GENERALLY AVOID: Grapefruit juice may increase the plasma concentrations of cannabidiol. The proposed mechanism is inhibition of CYP450 3A4-mediated metabolism of cannabidiol by certain compounds present in grapefruit. The interaction has not been studied, but the product labeling for cannabidiol recommends consideration of a dosage reduction when used with strong or moderate inhibitors of CYP450 3A4. In general, the effect of grapefruit juice is concentration-, dose- and preparation-dependent, and can vary widely among brands. Certain preparations of grapefruit juice (e.g., high dose, double strength) have sometimes demonstrated potent inhibition of CYP450 3A4, while other preparations (e.g., low dose, single strength) have typically demonstrated moderate inhibition.

MANAGEMENT: Cannabidiol should be taken about the same time each day consistently either with or without food. Patients should limit the consumption of grapefruit and grapefruit juice. If they are coadministered, cannabidiol levels should be monitored and the dosage adjusted as necessary.

GENERALLY AVOID: Food does not significantly affect the oral bioavailability of diroximel fumarate.
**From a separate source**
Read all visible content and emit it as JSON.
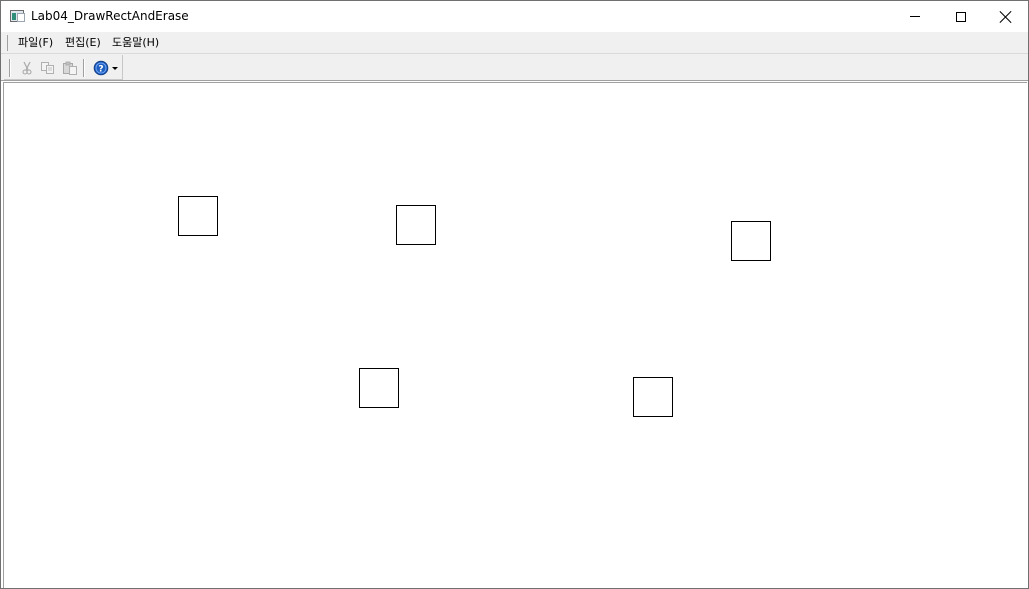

Administration of diroximel fumarate with a high-fat, high-calorie (900 to 1000 calories; 50% from fat) meal did not affect the systemic exposure (AUC) of its active metabolite, monomethyl fumarate (MMF), but decreased its peak plasma concentration (Cmax) by 44% and prolonged the time to reach peak concentration (Tmax) from 2.5 to 7.0 hours relative to administration in the fasted state. In comparison, administration of diroximel fumarate with low-fat, low-calorie (350 to 400 calories; 10 to 15 g fat) and medium-fat, medium-calorie (650 to 700 calories; 25 to 30 g fat) meals decreased the MMF Cmax by approximately 12% and 25%, respectively, while also leaving the AUC unaffected.

GENERALLY AVOID: Coadministration of diroximel fumarate with ethanol may reduce the plasma concentrations of monomethyl fumarate (MMF). The mechanism has not been reported. Following coadministration with 240 mL of 5% v/v and 40% v/v ethanol, the mean Cmax of MMF was reduced by 9% and 21%, respectively, relative to coadministration with water. The AUC of MMF was not significantly altered, indicating that ethanol did not induce dose dumping.

MANAGEMENT: Diroximel fumarate may be taken with or without food; however, high-fat, high-calorie meals or snacks should be avoided. The manufacturer recommends meals or snacks containing no more than 700 calories and no more than 30 grams of fat. Taking diroximel fumarate with food may improve tolerability for patients experiencing flushing or gastrointestinal adverse reactions. The manufacturer also recommends avoiding concomitant use of diroximel fumarate with ethanol.